Animados com o resultado da pesquisa Datafolha divulgada no último domingo mostrando o ex-presidente Luiz Inácio Lula da Silva à frente nas pesquisas de intenção de voto para o Palácio do Planalto em 2018, o governo começou a reconhecer ontem a hipótese da realização de eleições gerais após a batalha contra o impeachment da presidente Dilma Rousseff.

“O governo não pode ignorar a proposta”, confirmaram aliados da presidente Dilma. Porém, se a ideia avançar, ela será distinta da proposta feita pela presidente da Rede, Marina Silva, que defende eleições apenas para presidente. A própria Dilma já se manifestou sobre isso, afirmando que, “se deputados, senadores e governadores toparem também encurtar os próprios mandatos, ela concordaria em discutir o assunto”.

O Correio mostrou, no domingo, que o Presidente do SenadoRenan Calheiros (PMDB-AL), pediu ao senador Walter Pinheiro (sem partido-BA) que estudasse a elaboração de um projeto de lei para a convocação de um plebiscito sobre o tema. A ideia é que, no primeiro turno das disputas municipais deste ano, a população seja consultada sobre a viabilidade de uma eleição geral. E, no segundo turno, qual a extensão do pleito — se incluindo apenas a Presidência da República ou todos os demais níveis eletivos.

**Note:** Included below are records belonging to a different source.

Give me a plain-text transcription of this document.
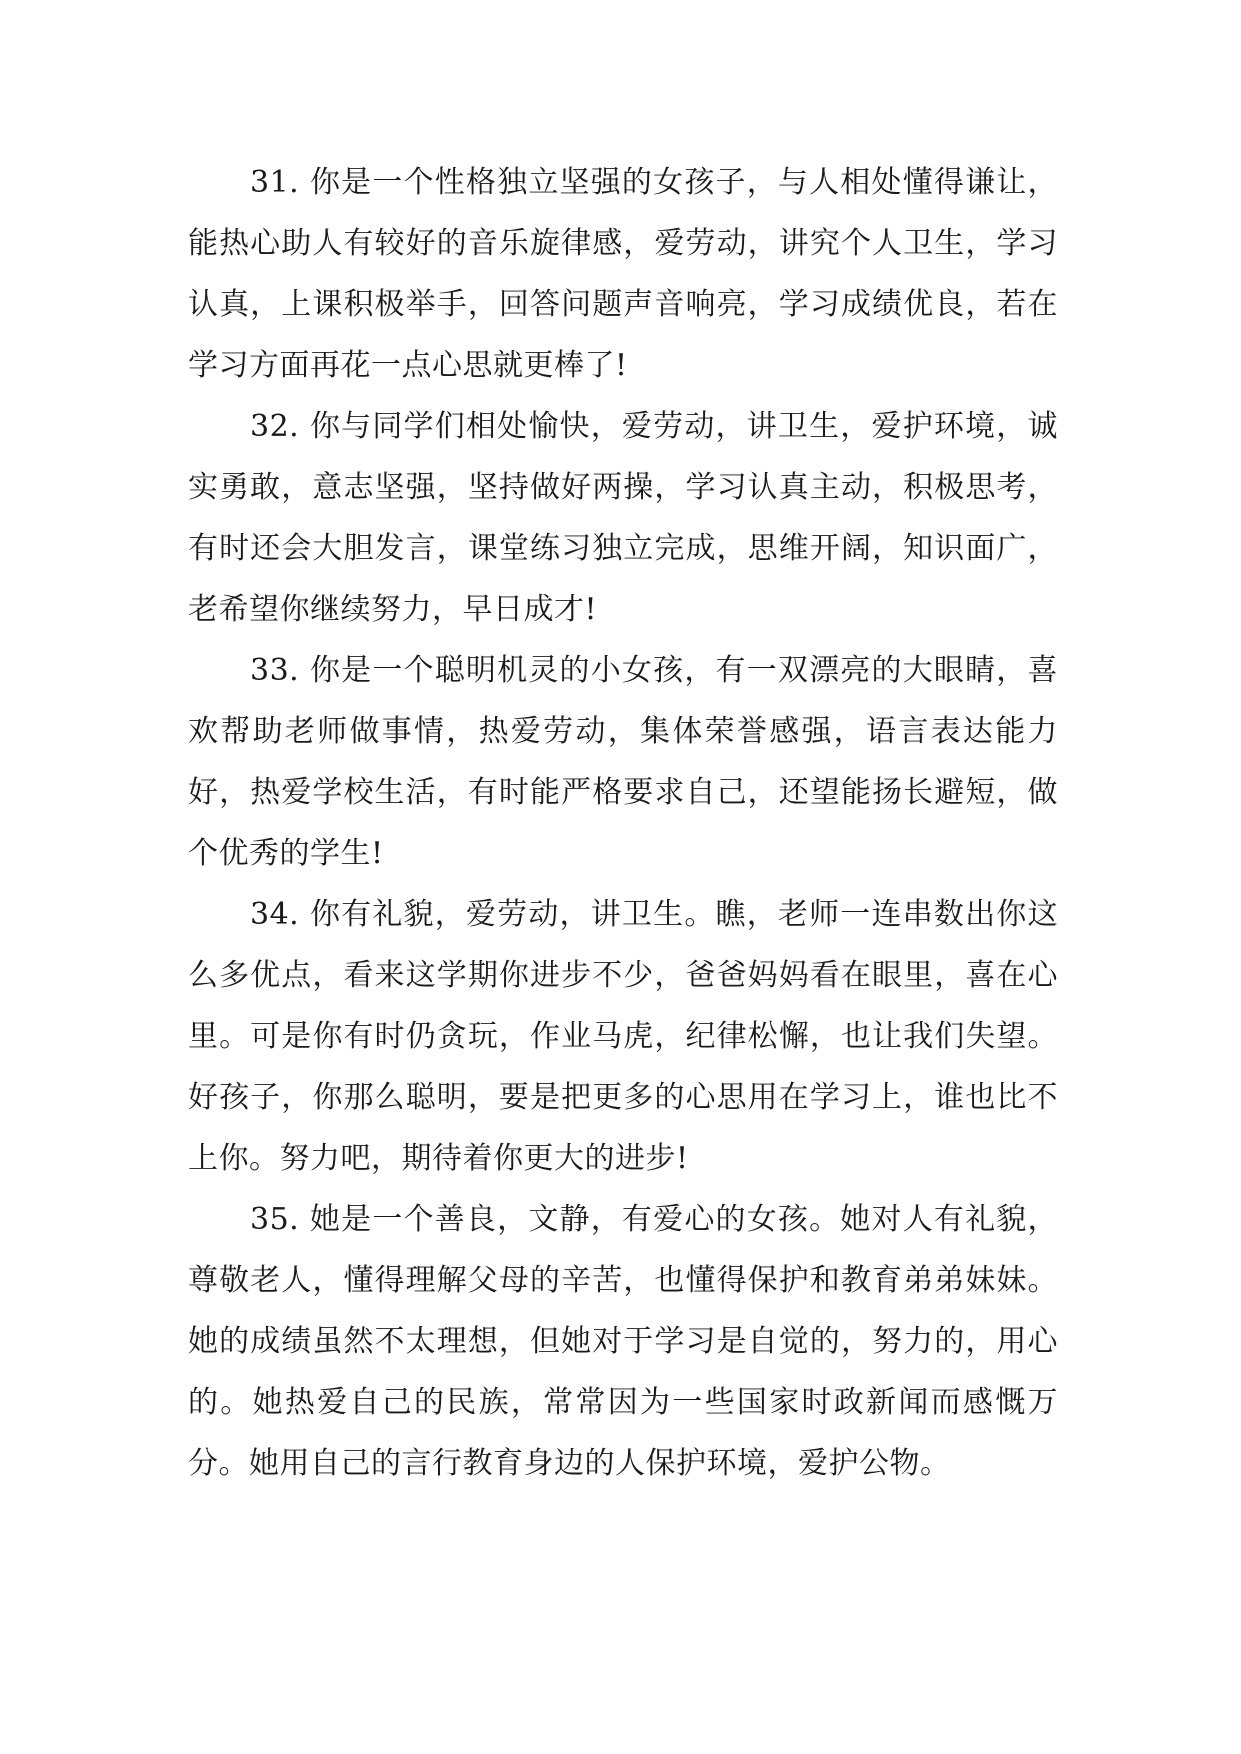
31. 你是一个性格独立坚强的女孩子，与人相处懂得谦让，能热心助人有较好的音乐旋律感，爱劳动，讲究个人卫生，学习认真，上课积极举手，回答问题声音响亮，学习成绩优良，若在学习方面再花一点心思就更棒了!

32. 你与同学们相处愉快，爱劳动，讲卫生，爱护环境，诚实勇敢，意志坚强，坚持做好两操，学习认真主动，积极思考，有时还会大胆发言，课堂练习独立完成，思维开阔，知识面广，老希望你继续努力，早日成才!

33. 你是一个聪明机灵的小女孩，有一双漂亮的大眼睛，喜欢帮助老师做事情，热爱劳动，集体荣誉感强，语言表达能力好，热爱学校生活，有时能严格要求自己，还望能扬长避短，做个优秀的学生!

34. 你有礼貌，爱劳动，讲卫生。瞧，老师一连串数出你这么多优点，看来这学期你进步不少，爸爸妈妈看在眼里，喜在心里。可是你有时仍贪玩，作业马虎，纪律松懈，也让我们失望。好孩子，你那么聪明，要是把更多的心思用在学习上，谁也比不上你。努力吧，期待着你更大的进步!

35. 她是一个善良，文静，有爱心的女孩。她对人有礼貌，尊敬老人，懂得理解父母的辛苦，也懂得保护和教育弟弟妹妹。她的成绩虽然不太理想，但她对于学习是自觉的，努力的，用心的。她热爱自己的民族，常常因为一些国家时政新闻而感慨万分。她用自己的言行教育身边的人保护环境，爱护公物。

Adversários de Renan lembram que o desembaraço do peemedebista em fazer a proposta tem duas razões. A primeira é que o filho dele está bem avaliado em Alagoas e poderia se reeleger governador com facilidade. E, no caso do próprio Renan, ele poderia disputar a presidência do Senado, alegando ser uma nova legislatura. (NT e PTL)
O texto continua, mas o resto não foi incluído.